Spain was rich in wild horses. The Romans described these as being of moderate size but very fast, with great stamina and beautiful (Treviño, 1986).
Poseidonios thought the Spanish cavalry was superior to Numidian (Treviño, 1986).
Cavalry comprised 20 to 25% of the total army size (Treviño, 1986).

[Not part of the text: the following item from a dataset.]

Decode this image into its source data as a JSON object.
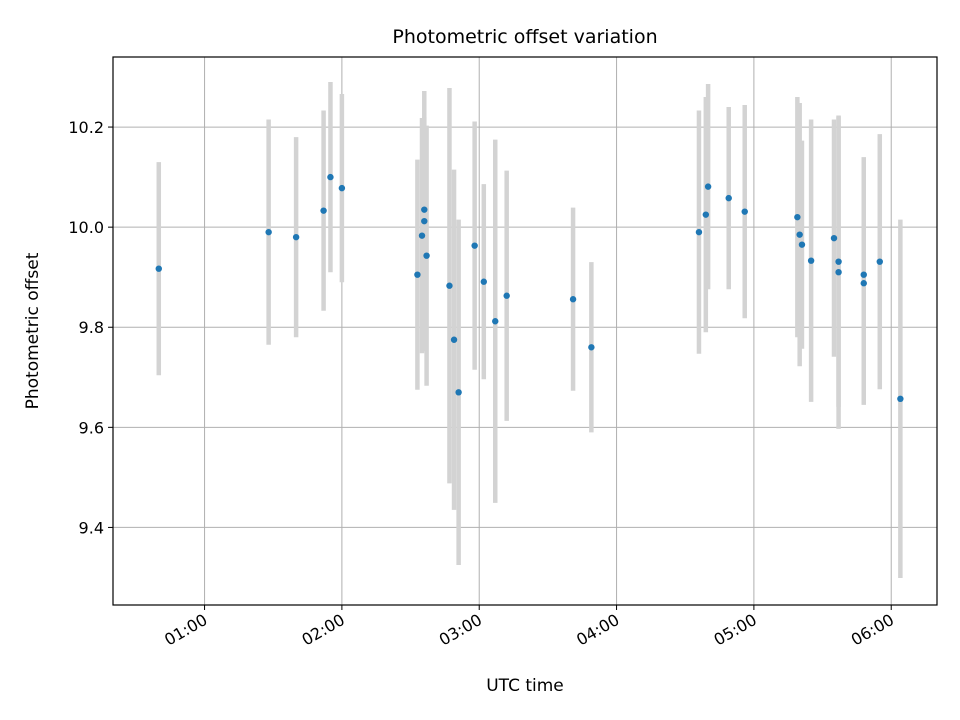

Art shows shieldless cavalry in the 6th-4th centuries and usually shielded after that (Head, 1982). Initially the shield were the smaller caetrata of the Spanish light infantry. In the 3rd-2nd centuries some Spanish cavalry are depicted with a heavier style of equipment, with Montefortino helmets and larger oval or round shields (Head, 2010). This trend could have been Barcid policy to increase the proportion of their cavalry that could stand up to their Roman and Gallic enemies.
Clearly this policy (if it was) succeeded as the Spanish were part of Hannibal’s “bridled cavalry and all the heavier part of it” (Polybios III.65.6).
Head, D. (1982). Armies of the Macedonian and Punic wars 359 BC to 146 BC. Wargames Research Group.
Head, D. (2010, September). Zama Battle Day Questions. Slingshot – The Journal of the Society of Ancients, 272, p. 12.
Treviño, R. (1986). Rome’s Enemies (4): Spanish Armies 218 BC – 19 BC. Osprey.